Kirby was also adamant about the need for making the motor industry far more inclusive through empowerment and training initiatives in both down- and up-stream operations.

"Despite the many challenges we face, there is an air of optimism among all members of the South African motor industry regarding the aspirational vision of the upcoming Automotive Masterplan as the path to the future," concluded the NAAMSA chairman.

Many impressive statistics came out of the presentation by Econometrix's Jeffrey Dinham on the economic and socio-economic impact of the SA automotive industry. For instance, he extrapolated the industry's contribution to GDP as 7.7% with direct and indirect impact (R277-billion) amounting to 7.1% and the extra 0.6% coming from the induced impact of motor industry employees' spend, underlining the importance of the automotive sector to the overall economy.

Dinham added that the motor industry was the third biggest spender in SA after government and construction, while direct and indirect employment was estimated at 468 000 people.

He said that the automotive industry is currently the fifth largest exporting sector in SA with exports valued at R271-billion, which equates to a 16.2% share. The value of built-up vehicles exported amounted to R118-billion in 2017, while catalytic converters continue to make a big contribution to the total automotive exports as they account for 10% of global demand.

The economist also revealed that the automotive industry makes a significant contribution to corporate social investment in South Africa, with the seven OEMs spending 2.4-billion on CSI projects over the past three years.

The importance of growing automotive export markets into Africa and building up the continent's motor industry was reinforced by Mike Whitfield, the vice-chairman of the African Association of Automotive Manufacturers (AAAM) and managing director of Nissan SA, as well as in presentations by experts on the subject by Dr Alec Erwin, and Dr Martyn Davies.

After leaving government, Erwin has taken on a number of other tasks, including being a member of the Nigerian Presidential Investment Advisory Council and a Special Advisor to the United National Industrial Development Organisation. This wide-ranging experience made him very well qualified to talk on the subject of "Africa in 2018—the outlook and impact on the automotive sector."
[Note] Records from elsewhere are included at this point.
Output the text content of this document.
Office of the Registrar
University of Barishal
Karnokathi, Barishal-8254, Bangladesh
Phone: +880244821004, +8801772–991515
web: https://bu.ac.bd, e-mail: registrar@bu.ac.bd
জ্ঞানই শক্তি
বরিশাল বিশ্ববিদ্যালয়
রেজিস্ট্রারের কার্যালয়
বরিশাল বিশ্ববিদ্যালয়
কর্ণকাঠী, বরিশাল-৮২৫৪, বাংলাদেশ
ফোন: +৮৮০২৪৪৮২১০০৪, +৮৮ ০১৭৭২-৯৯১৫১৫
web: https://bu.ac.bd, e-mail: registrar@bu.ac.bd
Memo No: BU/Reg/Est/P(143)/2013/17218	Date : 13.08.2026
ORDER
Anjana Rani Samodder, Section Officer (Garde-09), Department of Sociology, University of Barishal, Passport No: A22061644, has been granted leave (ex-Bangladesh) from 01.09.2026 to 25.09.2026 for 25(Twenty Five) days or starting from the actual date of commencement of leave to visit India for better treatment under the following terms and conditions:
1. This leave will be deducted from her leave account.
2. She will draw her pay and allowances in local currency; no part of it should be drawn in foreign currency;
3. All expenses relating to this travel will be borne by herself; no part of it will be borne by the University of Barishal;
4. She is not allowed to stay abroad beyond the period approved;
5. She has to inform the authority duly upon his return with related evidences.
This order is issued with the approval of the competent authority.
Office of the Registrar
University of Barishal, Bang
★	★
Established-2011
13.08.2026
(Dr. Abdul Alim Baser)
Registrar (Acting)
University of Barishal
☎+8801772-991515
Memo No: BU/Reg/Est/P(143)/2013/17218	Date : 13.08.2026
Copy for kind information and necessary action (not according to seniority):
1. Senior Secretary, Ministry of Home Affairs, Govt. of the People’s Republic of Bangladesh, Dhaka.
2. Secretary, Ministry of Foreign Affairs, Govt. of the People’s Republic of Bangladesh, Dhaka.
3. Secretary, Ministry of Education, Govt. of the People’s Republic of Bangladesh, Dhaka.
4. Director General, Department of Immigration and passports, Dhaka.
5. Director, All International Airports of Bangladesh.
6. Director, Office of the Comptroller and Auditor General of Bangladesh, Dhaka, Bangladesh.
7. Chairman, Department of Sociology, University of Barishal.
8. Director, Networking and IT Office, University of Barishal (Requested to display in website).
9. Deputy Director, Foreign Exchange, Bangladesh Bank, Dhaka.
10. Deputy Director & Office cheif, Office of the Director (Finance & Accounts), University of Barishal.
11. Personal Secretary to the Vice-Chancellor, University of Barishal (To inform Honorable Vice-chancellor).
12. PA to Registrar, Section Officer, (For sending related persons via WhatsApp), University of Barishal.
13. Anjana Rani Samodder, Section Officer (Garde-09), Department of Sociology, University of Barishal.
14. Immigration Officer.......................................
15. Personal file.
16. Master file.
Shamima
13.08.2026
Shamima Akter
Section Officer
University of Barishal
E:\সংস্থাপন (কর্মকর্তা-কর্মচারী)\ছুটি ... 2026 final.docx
Davies is another person well-schooled in the needs and potential of Africa for the automotive industry, in his position as a Partner and Managing Director of Emerging Markets and Africa at Deloitte. He is currently working closely with the AAAM and returned recently from another fact-finding visit to Nigeria.

The overall message from the NAAMSA Automotive Conference is that the South African motor industry is on the cusp of another growth spurt at a time when the global automotive environment is undergoing its biggest upheaval in more than 100 years.